Resulta que en el año 2007 se presenció el comienzo de la peor crisis financiera que ha experimentado el mundo desde la Gran Depresión. En el plazo de poco más de un año ocurrieron una serie de acontecimientos que dejaron en ridículo la pretensión de que las generosas retribuciones pagadas a los financieros estaban justificadas por sus excepcionales cualidades, especialmente en el ámbito de la gestión de riesgos. Para cuando hube de revisar el texto de este libro de cara a la edición inglesa de bolsillo, Bear Stearns había tenido que ser rescatada del colapso por JP Morgan, Countrywide había sido absorbida por Bank of America, Merrill Lynch había sufrido el mismo destino y Lehman Brothers se había ido a pique. Citigroup había perdido 18.700 millones de dólares en 2008, comiéndose la mayor parte de sus ganancias desde 2005, mientras que Merrill Lynch había perdido 35.800 millones, acabando también con sus ganancias desde 1996. Tanto Goldman Sachs como Morgan Stanley se habían visto obligados a dejar de ser bancos de inversiones para convertirse en holdings bancarios, lo que señalaba el final de un modelo de negocio cuyos orígenes se remontaban a la década de 1930. Todos los bancos que habían sobrevivido habían aceptado inyecciones de capital del Tesoro estadounidense al amparo del denominado Programa de Recuperación de Activos con Problemas. Sin embargo, y pese a la ayuda del Estado, las cotizaciones de sus acciones siguieron bajando, lo que a su vez incrementaba la posibilidad de una nacionalización directa al menos en el caso de algunos de ellos. En febrero de 2009, por ejemplo, las acciones de Citigroup se habían desplomado, y habían pasado de los 55 dólares a los que se cotizaban en junio de 2007 a solo 1,49.

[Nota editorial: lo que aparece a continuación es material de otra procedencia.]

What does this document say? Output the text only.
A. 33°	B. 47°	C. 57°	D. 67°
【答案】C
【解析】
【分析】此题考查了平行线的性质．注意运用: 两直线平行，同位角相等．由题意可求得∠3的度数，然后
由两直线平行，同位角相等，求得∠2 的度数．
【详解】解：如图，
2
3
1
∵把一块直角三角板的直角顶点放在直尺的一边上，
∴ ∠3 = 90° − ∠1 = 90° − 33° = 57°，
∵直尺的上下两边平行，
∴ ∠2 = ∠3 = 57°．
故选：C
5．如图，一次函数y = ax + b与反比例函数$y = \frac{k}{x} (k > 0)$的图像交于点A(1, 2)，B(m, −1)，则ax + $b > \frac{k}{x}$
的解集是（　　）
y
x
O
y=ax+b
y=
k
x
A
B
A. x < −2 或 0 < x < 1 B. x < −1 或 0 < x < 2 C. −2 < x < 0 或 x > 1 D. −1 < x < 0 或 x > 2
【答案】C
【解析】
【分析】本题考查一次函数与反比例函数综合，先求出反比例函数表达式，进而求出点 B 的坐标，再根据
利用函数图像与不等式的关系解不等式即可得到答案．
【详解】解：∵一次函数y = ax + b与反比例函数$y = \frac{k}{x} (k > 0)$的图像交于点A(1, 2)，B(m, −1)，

¿Le irrita que el mundo sea tan injusto? ¿Le exasperan esos capitalistas ricachones y esos banqueros milmillonarios? ¿Le desconcierta el enorme abismo que separa a los que tienen —especialmente los que tienen yates— de los que no tienen nada? No es usted el único. A lo largo de la historia de la civilización occidental ha habido siempre una hostilidad recurrente hacia las finanzas y los financieros, arraigada en la idea de que quienes se ganan el sustento prestando dinero son, de algún modo, parásitos de las «verdaderas» actividades económicas de la agricultura y la industria. Esa hostilidad tiene tres causas: se debe a que los deudores siempre han tendido a superar en número a los acreedores, y a que los primeros raramente han tenido una predisposición favorable hacia los segundos; asimismo se debe a que se producen crisis financieras y escándalos con la suficiente frecuencia como para hacer que parezca que las finanzas son causa de pobreza y no de prosperidad, de inestabilidad antes que de estabilidad, y se debe también a que, durante siglos y en países de todo el mundo, los servicios financieros han estado en manos, en una excesiva proporción, de miembros de determinadas minorías étnicas o religiosas, que habían sido excluidas de la propiedad de la tierra o de la administración pública, pero que habían logrado un gran éxito en las finanzas gracias a que contaban con sus propias redes, fuertemente cohesionadas, de parientes y personas de confianza.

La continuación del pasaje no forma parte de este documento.